Now researchers at the U.S. Department of Energy’s (DOE) Argonne National Laboratory have developed a new approach for studying piezoelectric materials by using ultrafast 3D X-ray imaging and computer modeling. Their integrated approach, reported in Nano Letters, can help us better understand material behavior and engineer more powerful and energy-efficient technologies.

“Our approach reveals a wealth of information about the underlying mechanisms that regulate the transfer of energy in such materials, as well as how stable these materials are under extreme conditions,” says Argonne computational scientist and co-author Subramanian Sankaranarayanan.

“Using experimental data, we make informed models which in turn make predictions at space and time scales that experiments cannot reach,” says Mathew Cherukara, the lead author of the study.

The researchers applied their new approach to the study of zinc oxide, a material that can generate electricity when twisted, bent or deformed in other ways. With its desirable piezoelectric and semiconducting properties, zinc oxide has emerged as a promising material for generating electricity in small-scale devices.

In their experimental approach, known as ultrafast X-ray coherent imaging, researchers took a nanocrystal of zinc oxide and exposed it to intense, short X-ray and optical laser pulses at Argonne’s Advanced Photon Source, a DOE Office of Science User Facility. The ultrafast laser pulses excited the crystal, and the X-ray pulses imaged the crystal structure as it changed over time. This enabled researchers to capture very small changes in the material at a high resolution in both time and space.

“Unlike an optical microscope, which enables you to see an object but doesn’t allow you to see what’s happening inside of it, X-ray coherent diffractive imaging lets us see inside materials as they’re bending, twisting and deforming, in full 3D,” says Argonne physicist and co-author Ross Harder. This is the first time such a time-resolved study has been performed at a synchrotron source.

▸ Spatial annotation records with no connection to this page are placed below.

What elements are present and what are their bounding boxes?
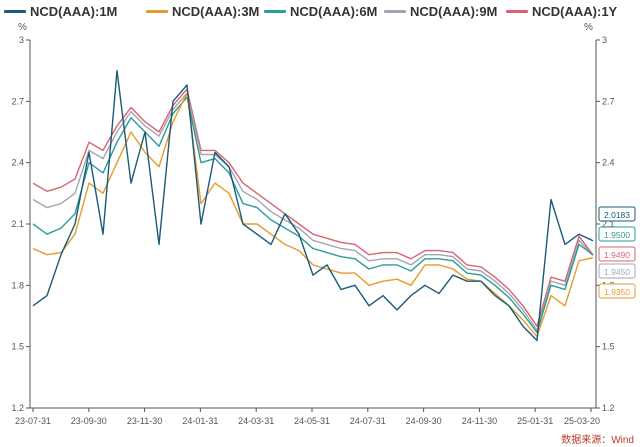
y-tick-label-right: 1.5	[602, 342, 615, 352]
y-tick-label-right: 2.1	[602, 219, 615, 229]
x-tick-label: 24-03-31	[238, 416, 274, 426]
legend-label: NCD(AAA):9M	[410, 3, 498, 19]
legend-swatch	[384, 9, 406, 13]
y-tick-label-right: 3	[602, 35, 607, 45]
y-tick-label-left: 1.2	[11, 403, 24, 413]
end-label-value: 1.9500	[604, 230, 630, 240]
data-source-note: 数据来源：Wind	[561, 435, 634, 446]
x-tick-label: 24-01-31	[182, 416, 218, 426]
chart-legend: NCD(AAA):1M NCD(AAA):3M NCD(AAA):6M NCD(AAA…	[0, 0, 640, 22]
y-tick-label-left: 2.7	[11, 96, 24, 106]
end-label-value: 1.9450	[604, 267, 630, 277]
end-label-box	[598, 283, 636, 299]
x-tick-label: 23-09-30	[71, 416, 107, 426]
end-label-box	[598, 226, 636, 242]
legend-swatch	[146, 9, 168, 13]
x-tick-label: 25-03-20	[564, 416, 600, 426]
chart-series	[32, 69, 594, 342]
series-line	[32, 96, 594, 334]
y-tick-label-left: 1.5	[11, 342, 24, 352]
end-label-value: 1.9490	[604, 250, 630, 260]
legend-label: NCD(AAA):6M	[290, 3, 378, 19]
y-axis-unit-left: %	[18, 22, 27, 33]
legend-item: NCD(AAA):6M	[264, 3, 377, 19]
end-label-value: 1.9350	[604, 287, 630, 297]
x-tick-label: 24-05-31	[294, 416, 330, 426]
legend-item: NCD(AAA):3M	[146, 3, 259, 19]
legend-item: NCD(AAA):9M	[384, 3, 497, 19]
x-tick-label: 24-11-30	[462, 416, 497, 426]
legend-label: NCD(AAA):3M	[172, 3, 260, 19]
y-tick-label-right: 1.2	[602, 403, 615, 413]
end-label: 1.9490	[598, 246, 636, 262]
legend-swatch	[506, 9, 528, 13]
end-label-box	[598, 206, 636, 222]
chart-end-labels: 2.0183 1.9500 1.9490 1.9450 1.9350	[598, 206, 636, 299]
end-label: 1.9350	[598, 283, 636, 299]
series-line	[32, 92, 594, 331]
legend-item: NCD(AAA):1M	[4, 3, 117, 19]
legend-item: NCD(AAA):1Y	[506, 3, 617, 19]
end-label-box	[598, 263, 636, 279]
y-axis-unit-right: %	[584, 22, 593, 33]
end-label: 1.9450	[598, 263, 636, 279]
y-tick-label-left: 2.1	[11, 219, 24, 229]
series-line	[32, 69, 594, 342]
series-line	[32, 88, 594, 327]
end-label-value: 2.0183	[604, 210, 630, 220]
x-tick-label: 23-11-30	[127, 416, 162, 426]
y-tick-label-left: 3	[19, 35, 24, 45]
y-tick-label-left: 2.4	[11, 158, 24, 168]
end-label: 2.0183	[598, 206, 636, 222]
y-tick-label-right: 2.7	[602, 96, 615, 106]
legend-label: NCD(AAA):1M	[30, 3, 118, 19]
x-tick-label: 25-01-31	[517, 416, 553, 426]
x-tick-label: 24-09-30	[406, 416, 442, 426]
y-tick-label-left: 1.8	[11, 280, 24, 290]
legend-swatch	[4, 9, 26, 13]
end-label: 1.9500	[598, 226, 636, 242]
x-tick-label: 23-07-31	[15, 416, 51, 426]
x-tick-label: 24-07-31	[350, 416, 386, 426]
series-line	[32, 92, 594, 338]
legend-label: NCD(AAA):1Y	[532, 3, 618, 19]
chart-axes: %%1.21.21.51.51.81.82.12.12.42.42.72.733…	[11, 22, 614, 426]
y-tick-label-right: 2.4	[602, 158, 615, 168]
end-label-box	[598, 246, 636, 262]
legend-swatch	[264, 9, 286, 13]
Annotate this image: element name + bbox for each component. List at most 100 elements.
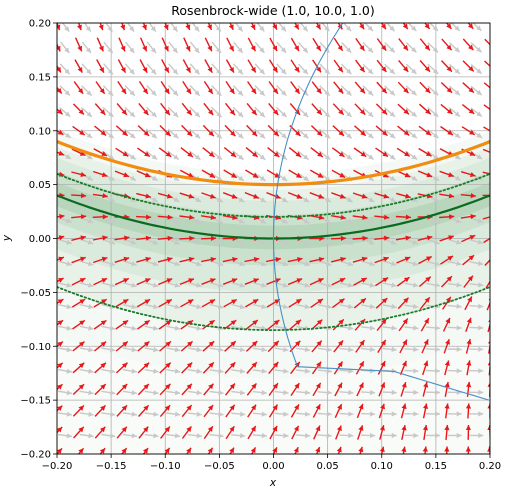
field-arrow-gray [317, 282, 332, 288]
field-arrow-gray [469, 368, 484, 374]
field-arrow-gray [145, 128, 158, 139]
field-arrow [203, 102, 214, 116]
x-tick-label: −0.10 [150, 461, 181, 472]
field-arrow-gray [491, 218, 504, 223]
field-arrow [226, 37, 235, 52]
field-arrow [245, 319, 259, 330]
field-arrow-gray [187, 368, 202, 374]
field-arrow-gray [254, 63, 266, 75]
field-arrow [207, 447, 214, 454]
field-arrow [139, 59, 148, 74]
field-arrow-gray [213, 23, 222, 32]
field-arrow [336, 446, 342, 454]
field-arrow-gray [491, 325, 505, 330]
field-arrow-gray [188, 260, 202, 267]
field-arrow [136, 235, 152, 241]
field-arrow-gray [254, 106, 266, 118]
field-arrow [397, 81, 410, 94]
field-arrow-gray [427, 107, 439, 118]
field-arrow [137, 383, 150, 396]
field-arrow-gray [276, 85, 287, 97]
field-arrow-gray [232, 106, 244, 118]
field-arrow [77, 447, 85, 454]
field-arrow [440, 103, 453, 115]
field-arrow-gray [233, 41, 244, 54]
field-arrow [72, 405, 85, 417]
field-arrow [465, 446, 471, 454]
field-arrow-gray [166, 368, 181, 374]
field-arrow-gray [274, 368, 289, 374]
field-arrow [161, 37, 169, 52]
field-arrow-gray [105, 23, 114, 33]
field-arrow-gray [297, 150, 310, 161]
field-arrow-gray [79, 282, 94, 288]
field-arrow-gray [123, 150, 137, 160]
field-arrow-gray [362, 128, 374, 139]
field-arrow-gray [122, 433, 137, 439]
field-arrow-gray [209, 433, 224, 439]
field-arrow [461, 234, 476, 243]
field-arrow [334, 382, 343, 397]
field-arrow [245, 147, 259, 158]
field-arrow-gray [361, 260, 376, 267]
field-arrow-gray [447, 303, 462, 309]
field-arrow [419, 296, 431, 310]
field-arrow-gray [493, 43, 503, 52]
field-arrow [181, 102, 193, 116]
field-arrow-gray [317, 346, 332, 353]
y-tick-label: −0.15 [20, 396, 51, 407]
field-arrow-gray [252, 282, 267, 288]
field-arrow [267, 124, 280, 137]
field-arrow [137, 362, 150, 374]
field-arrow [138, 102, 149, 116]
field-arrow [312, 382, 322, 397]
field-arrow-gray [191, 23, 200, 32]
field-arrow [57, 319, 64, 326]
field-arrow [377, 339, 387, 353]
field-arrow-gray [296, 347, 311, 353]
field-arrow [483, 237, 490, 244]
field-arrow-gray [210, 150, 223, 161]
field-arrow [246, 102, 258, 116]
field-arrow [487, 360, 490, 376]
field-arrow-gray [470, 63, 483, 75]
field-arrow-gray [296, 304, 311, 310]
field-arrow-gray [210, 455, 224, 460]
field-arrow [400, 403, 407, 419]
field-arrow-gray [469, 260, 484, 266]
field-arrow [57, 108, 63, 115]
field-arrow [356, 382, 364, 397]
field-arrow-gray [364, 23, 374, 32]
field-arrow-gray [274, 433, 289, 439]
field-arrow [94, 125, 107, 137]
field-arrow [402, 23, 409, 30]
field-arrow [375, 297, 388, 309]
field-arrow [229, 447, 235, 454]
field-arrow-gray [122, 303, 137, 310]
field-arrow-gray [492, 108, 503, 116]
field-arrow [57, 298, 64, 304]
field-arrow [159, 404, 171, 418]
field-arrow-gray [492, 130, 503, 138]
field-arrow [202, 361, 215, 374]
field-arrow-gray [448, 129, 461, 139]
field-arrow [309, 277, 324, 286]
field-arrow [315, 446, 321, 454]
field-arrow-gray [144, 347, 159, 353]
field-arrow-gray [318, 455, 332, 460]
field-arrow-gray [167, 150, 180, 161]
field-arrow [72, 383, 85, 396]
field-arrow [117, 81, 127, 95]
field-arrow [160, 102, 171, 116]
y-tick-label: −0.05 [20, 288, 51, 299]
field-arrow [159, 362, 172, 374]
y-tick-label: −0.20 [20, 450, 51, 461]
field-arrow [444, 446, 450, 454]
field-arrow-gray [469, 346, 484, 352]
field-arrow-gray [209, 390, 224, 396]
vector-field [57, 23, 505, 460]
field-arrow [439, 235, 455, 242]
field-arrow-gray [144, 368, 159, 374]
field-arrow [396, 276, 410, 287]
field-arrow-gray [447, 346, 462, 352]
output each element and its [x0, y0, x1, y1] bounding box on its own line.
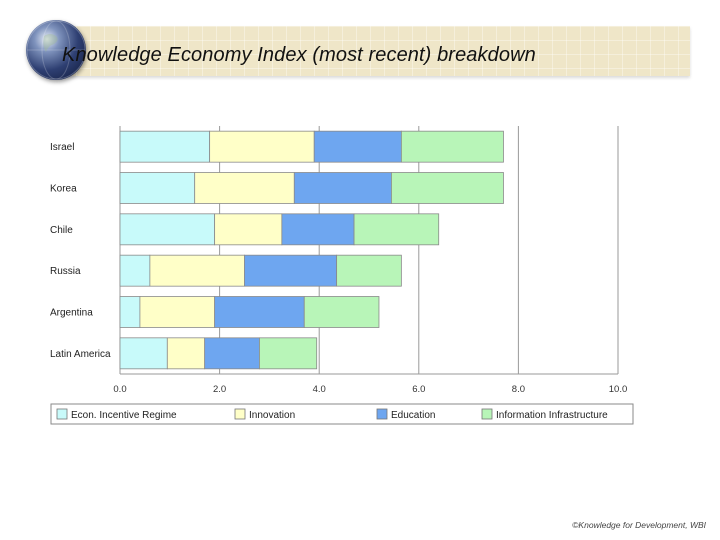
x-tick-label: 2.0	[213, 384, 226, 395]
legend-label: Information Infrastructure	[496, 410, 608, 421]
bar-segment	[119, 172, 196, 204]
bar-segment	[119, 130, 211, 163]
bar-segment	[149, 254, 245, 287]
bar-segment	[139, 296, 216, 328]
legend-swatch	[56, 408, 68, 420]
bar-segment	[214, 213, 283, 246]
bar-segment	[259, 337, 318, 370]
bar-segment	[166, 337, 206, 370]
bar-segment	[119, 337, 168, 370]
bar-segment	[303, 296, 380, 328]
page-title: Knowledge Economy Index (most recent) br…	[62, 44, 536, 66]
category-label: Korea	[50, 184, 77, 195]
category-label: Argentina	[50, 308, 93, 319]
category-label: Russia	[50, 266, 81, 277]
category-label: Israel	[50, 142, 74, 153]
bar-segment	[293, 172, 392, 204]
legend-label: Econ. Incentive Regime	[71, 410, 177, 421]
bar-segment	[336, 254, 402, 287]
legend-swatch	[481, 408, 493, 420]
category-label: Chile	[50, 225, 73, 236]
legend-swatch	[376, 408, 388, 420]
bar-segment	[119, 296, 141, 328]
credit-text: ©Knowledge for Development, WBI	[572, 520, 706, 530]
bar-segment	[209, 130, 315, 163]
x-tick-label: 10.0	[609, 384, 628, 395]
bar-segment	[244, 254, 338, 287]
bar-segment	[119, 254, 151, 287]
bar-segment	[194, 172, 295, 204]
title-band	[48, 26, 690, 76]
bar-segment	[204, 337, 260, 370]
plot-area	[120, 126, 618, 374]
globe-icon	[26, 20, 86, 80]
bar-segment	[119, 213, 216, 246]
bar-segment	[313, 130, 402, 163]
bar-segment	[391, 172, 504, 204]
x-tick-label: 0.0	[113, 384, 126, 395]
bar-segment	[353, 213, 440, 246]
bar-segment	[214, 296, 305, 328]
x-tick-label: 4.0	[313, 384, 326, 395]
bar-segment	[400, 130, 504, 163]
legend-swatch	[234, 408, 246, 420]
x-tick-label: 6.0	[412, 384, 425, 395]
legend-label: Education	[391, 410, 435, 421]
category-label: Latin America	[50, 349, 111, 360]
x-tick-label: 8.0	[512, 384, 525, 395]
legend-label: Innovation	[249, 410, 295, 421]
bar-segment	[281, 213, 355, 246]
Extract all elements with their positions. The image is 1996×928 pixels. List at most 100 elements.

Researchers identified the deformation modes – meaning new ways in which the material could bend, twist, rotate, etc. – from this experimental approach, and used this insight to build a model that would describe the behavior of the nanocrystal.

“By integrating theory and modeling with experiments, we’re providing a more complete picture of the material behavior,” says Argonne postdoctoral researcher and lead theory author Kiran Sasikumar. “Modeling provides additional insight into the problem – insights that experiments alone cannot probe.”

With this model, researchers discovered additional twisting modes that can generate 50 percent more electricity than the bending modes of the crystal.

“Now we can use this information to create devices that exploit these twisting modes,” Cherukara says. “This additional insight generated from the theory demonstrates how experimentation and theory together can enable us to make more accurate and useful predictions.”

Combining modeling and experimental approaches can also help researchers explore various other material systems and processes, such as corrosion and heat management across thermal devices. Such work will also be advanced with the upgrade of the Advanced Photon Source, which will increase the flux of the facility’s high-energy coherent X-ray beams by one hundred fifty-fold, the researchers says.

“With this upgrade, we’ll be able to apply coherent imaging techniques to a wider class of materials, with less data acquisition time and even higher spatial resolution,” says Argonne physicist and co-author Haidan Wen.

The study, titled “Ultrafast Three-Dimensional X-ray Imaging of Deformation Modes in ZnO Nanocrystals” was published in Nano Letters.